The SDP candidate, whose surname means ‘Water is useful’, knew the two leading parties in the election would come seeking his support. He itemized his demands and waited. People thought that being his political party a few months back, the PDP would easily get Omisore’s support, and go ahead to clinch the governorship. Senate President Bukola Saraki was the first caller at Omisore’s Ile-Ife home. Many expected Omisore to endorse the PDP forthwith, but he was circumspect, saying he’s given his party’s demands to Saraki to study. Then came emissaries from President Muhammadu Buhari, who turned Omisore’s house into a tourist centre. Ekiti governor-elect, Kayode Fayemi, opened talks with Omisore. Six governors and the Minister of Information and Culture, Lai Mohammed, among others, were also part of the delegation to Omisore. At the end of deliberations, Omisore agreed to work with the APC, a party which had consistently accused him of being culpable in the 2001 killing of a former Justice Minister and Attorney General, Chief Bola Ige, despite the Supreme Court declaring him innocent.

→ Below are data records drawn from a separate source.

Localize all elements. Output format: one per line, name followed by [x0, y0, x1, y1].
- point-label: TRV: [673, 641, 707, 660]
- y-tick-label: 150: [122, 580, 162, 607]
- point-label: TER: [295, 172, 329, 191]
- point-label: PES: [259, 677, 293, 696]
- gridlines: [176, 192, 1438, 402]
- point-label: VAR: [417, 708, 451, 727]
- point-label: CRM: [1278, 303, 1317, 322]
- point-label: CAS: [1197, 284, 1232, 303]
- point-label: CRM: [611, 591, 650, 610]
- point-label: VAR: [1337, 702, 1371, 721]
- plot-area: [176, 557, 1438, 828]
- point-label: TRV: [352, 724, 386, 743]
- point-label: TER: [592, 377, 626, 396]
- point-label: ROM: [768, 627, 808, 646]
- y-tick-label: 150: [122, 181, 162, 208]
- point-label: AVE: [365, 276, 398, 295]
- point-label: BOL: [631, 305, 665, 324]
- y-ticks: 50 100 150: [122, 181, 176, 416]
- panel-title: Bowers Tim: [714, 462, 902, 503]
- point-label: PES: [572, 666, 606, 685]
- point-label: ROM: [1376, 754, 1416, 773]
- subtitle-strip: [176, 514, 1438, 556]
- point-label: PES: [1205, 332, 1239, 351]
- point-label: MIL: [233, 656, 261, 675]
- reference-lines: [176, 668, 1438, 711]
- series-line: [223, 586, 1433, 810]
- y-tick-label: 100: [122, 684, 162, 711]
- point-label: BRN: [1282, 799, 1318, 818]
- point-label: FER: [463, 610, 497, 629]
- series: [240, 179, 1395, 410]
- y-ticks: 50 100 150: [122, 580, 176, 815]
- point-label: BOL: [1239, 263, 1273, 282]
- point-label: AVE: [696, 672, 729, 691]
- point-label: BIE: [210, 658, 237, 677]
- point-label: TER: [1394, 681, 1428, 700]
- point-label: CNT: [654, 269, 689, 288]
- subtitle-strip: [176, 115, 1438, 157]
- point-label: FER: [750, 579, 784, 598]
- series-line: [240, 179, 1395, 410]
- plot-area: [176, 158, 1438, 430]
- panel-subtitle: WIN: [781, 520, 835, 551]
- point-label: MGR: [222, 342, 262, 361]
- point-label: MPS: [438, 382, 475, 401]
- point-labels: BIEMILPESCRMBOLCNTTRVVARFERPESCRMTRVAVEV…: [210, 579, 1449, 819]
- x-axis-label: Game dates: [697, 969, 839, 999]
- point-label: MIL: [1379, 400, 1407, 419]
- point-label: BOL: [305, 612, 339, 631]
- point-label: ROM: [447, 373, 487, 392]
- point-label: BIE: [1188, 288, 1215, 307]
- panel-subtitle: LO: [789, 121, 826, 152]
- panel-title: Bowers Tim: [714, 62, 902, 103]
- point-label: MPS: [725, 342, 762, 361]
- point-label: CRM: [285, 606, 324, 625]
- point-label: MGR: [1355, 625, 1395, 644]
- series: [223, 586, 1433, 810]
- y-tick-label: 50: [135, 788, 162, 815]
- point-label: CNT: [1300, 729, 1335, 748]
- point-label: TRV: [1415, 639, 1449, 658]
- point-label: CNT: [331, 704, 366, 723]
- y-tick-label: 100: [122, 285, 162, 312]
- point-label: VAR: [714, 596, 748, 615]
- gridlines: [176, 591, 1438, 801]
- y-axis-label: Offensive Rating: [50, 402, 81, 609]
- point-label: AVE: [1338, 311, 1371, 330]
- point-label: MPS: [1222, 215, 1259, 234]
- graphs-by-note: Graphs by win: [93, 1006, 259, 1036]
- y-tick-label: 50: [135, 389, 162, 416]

Omisore wouldn’t have been swayed by the impressive array of the APC personalities that negotiated with him if he wasn’t planning to avenge his forced exit from the PDP during the countdown to the opposition party’s governorship primary from which Ademola Adeleke emerged as the candidate. The bitterness of the crisis ostensibly explains why no Osun PDP member could visit Omisore to negotiate for Adeleke. APC candidate, Gboyega Oyetola, reaped from the PDP crisis, emerging as governor after the rerun marked by violence in Ife and Orolu areas amid massive vote buying. The outcome of the election shows an embittered citizenry which Oyetola must earnestly pacify. The masses voted on September 22 and 27, it’s now the turn of lawyers to vote at tribunals.
Today, the President would perform the yearly independence ritual of assuring Nigerians of security and socio-economic growth, but the threat by Boko Haram terrorist to kill kidnapped schoolgirl, Leah Sharibu, on Independence Day speaks volumes of the president’s empty reassurances.